The 8-point joint statement released after PM Imran Khan’s maiden China visit and spread over nearly 2,900 words says it all about how the Chinese mind works; meticulous, insightful, far-sighted, penchant for detail, deliberately cautious and measured.
It also underscores that the Treaty of Friendship, Cooperation and Good-neighborly Relations signed in 2005 remains the foundation of the All-Weather Strategic Cooperative Partnership.
It encompasses nearly all social, political, and economic dimensions of the bilateral relations. It also touches most of the current simmering regional and international issues including Afghanistan and the US sanctions on Iran.
Those familiar with the Chinese mindset and their cultural norms a little better most others know that Chinese officials and politicians are as much averse to verbosity and chest-thumping as to public trumpeting of critically sensitive issues.
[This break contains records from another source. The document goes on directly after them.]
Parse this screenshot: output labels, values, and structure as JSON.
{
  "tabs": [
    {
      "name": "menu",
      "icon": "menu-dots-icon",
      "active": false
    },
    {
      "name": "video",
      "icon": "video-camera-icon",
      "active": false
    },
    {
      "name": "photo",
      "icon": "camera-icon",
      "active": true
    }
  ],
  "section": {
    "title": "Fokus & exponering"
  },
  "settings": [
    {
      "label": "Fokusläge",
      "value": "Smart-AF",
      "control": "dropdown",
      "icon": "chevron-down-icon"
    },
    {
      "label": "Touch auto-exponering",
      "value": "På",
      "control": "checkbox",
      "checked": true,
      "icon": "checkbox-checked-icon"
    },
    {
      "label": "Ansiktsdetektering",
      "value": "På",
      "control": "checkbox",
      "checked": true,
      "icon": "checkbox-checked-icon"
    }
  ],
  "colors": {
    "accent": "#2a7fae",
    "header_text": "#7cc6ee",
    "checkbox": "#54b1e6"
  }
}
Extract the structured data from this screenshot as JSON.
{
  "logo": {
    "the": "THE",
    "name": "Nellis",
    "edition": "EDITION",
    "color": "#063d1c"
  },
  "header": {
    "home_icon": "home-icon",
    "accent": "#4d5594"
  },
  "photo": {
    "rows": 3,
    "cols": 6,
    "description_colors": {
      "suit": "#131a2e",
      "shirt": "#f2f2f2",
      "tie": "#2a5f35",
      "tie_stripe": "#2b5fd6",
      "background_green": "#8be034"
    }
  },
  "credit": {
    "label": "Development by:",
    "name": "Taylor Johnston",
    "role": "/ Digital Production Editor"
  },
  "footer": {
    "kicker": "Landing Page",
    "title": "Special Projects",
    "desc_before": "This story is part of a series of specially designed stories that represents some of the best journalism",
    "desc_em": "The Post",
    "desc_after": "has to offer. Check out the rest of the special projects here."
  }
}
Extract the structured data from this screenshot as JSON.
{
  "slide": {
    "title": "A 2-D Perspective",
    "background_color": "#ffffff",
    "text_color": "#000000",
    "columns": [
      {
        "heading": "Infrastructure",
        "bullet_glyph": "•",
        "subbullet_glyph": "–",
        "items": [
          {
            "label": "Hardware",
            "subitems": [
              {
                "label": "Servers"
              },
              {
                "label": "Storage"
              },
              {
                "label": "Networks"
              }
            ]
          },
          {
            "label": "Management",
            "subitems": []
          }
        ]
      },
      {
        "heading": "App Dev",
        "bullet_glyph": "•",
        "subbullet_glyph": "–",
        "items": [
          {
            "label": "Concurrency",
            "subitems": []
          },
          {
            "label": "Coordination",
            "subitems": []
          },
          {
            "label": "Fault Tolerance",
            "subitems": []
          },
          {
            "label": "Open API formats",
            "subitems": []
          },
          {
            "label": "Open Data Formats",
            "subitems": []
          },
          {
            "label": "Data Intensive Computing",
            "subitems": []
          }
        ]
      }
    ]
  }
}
They love to pursue strategically important objectives quietly instead of making noises over media. Inherent in their culture is not to embarrass their friends. Nor do they like to be embarrassed by their close partners and friends. Also, Pakistan is not the only country in need of help and Beijing would like to do things in a way that doesn’t raise expectations of other developing countries for the same issue.
This response clearly reflects the caution mode that reckless, uncalculated and uninformed comments by our ministers forced the Chinese leadership into. And the obvious loser could be the country and not cabinet members.
Does the Khan visit and the ensuing joint statement bear any lessons for Pakistani politicians, military and bureaucrats, most of whom keep acting like care-free dons, unmindful of the sensitivities of a close friend like China, and ill-prepared when it comes to the substance of bilateral cooperation.
Earlier, our entire DMG-led machinery under Nawaz Sharif got exposed when they failed to deliver the basic framework several months after the launch of the China Pakistan Economic Corridor in early 2015.
Eventually Chinese officials came to their rescue and took the planning in their hands. Why? Because the real power in Pakistan rests with the DMG bureaucrats and not professional technocrats picked up on merit.
A Pakistan run by bureaucrats who – even in this age – wait for the driver to open the car door for them, and expect the peon to carry their brief case to and from the office, is certainly out of step with the demands of smart and efficient governance.
The fact that the gentleman who served under Ishaq Dar, was rewarded with the headship of the State Bank, and continues to enjoy the closeness of a revolutionary Finance Minister Asad Omar is a telling commentary on the British-era bureaucracy’s hold on governance.
Reaction from an old Chinese friend based in Beijing, who knows Pakistan better than most of us, is quite instructive. I asked him for his interpretation of the joint statement and he responded with the following crisp response:
“No agreement on financial issues. Chinese leaders gave him (PM) the highest welcome. Imran Khan is trying to adjust his attitude towards CPEC…., China may continue to do more on CPEC but the speed may slow down.”
Hopefully, the Chinese leadership stands true to its commitment of support towards the All-Weather-Friend sooner than later. It has already done a lot but wouldn’t like to embarrass Pakistan by publicly stating what it has done sofar (as a bailout assistance) and will do in immediate future to ease Islamabad’s financial woes. Bilateral trade in yuan itself is a huge concession in view of Pakistan’s $13 billion trade deficit with China.
Yet the carefully drafted joint statement – to the backdrop of lofty rhetoric by Nawaz Sharif, Asif Zardari and controversial statements by some ministers of the current cabinet – should ring alarm bells and guide the Pakistani government into a more sober, cautious, professional and hard-working approach in its dealings with China. No lunch is for free. Nor MUST we take financial handouts for granted. Nor are bail-outs limitless. We must pull up our own socks before stretching hands for help.
Why should others bear the cost of our own indiscretion and incompetence?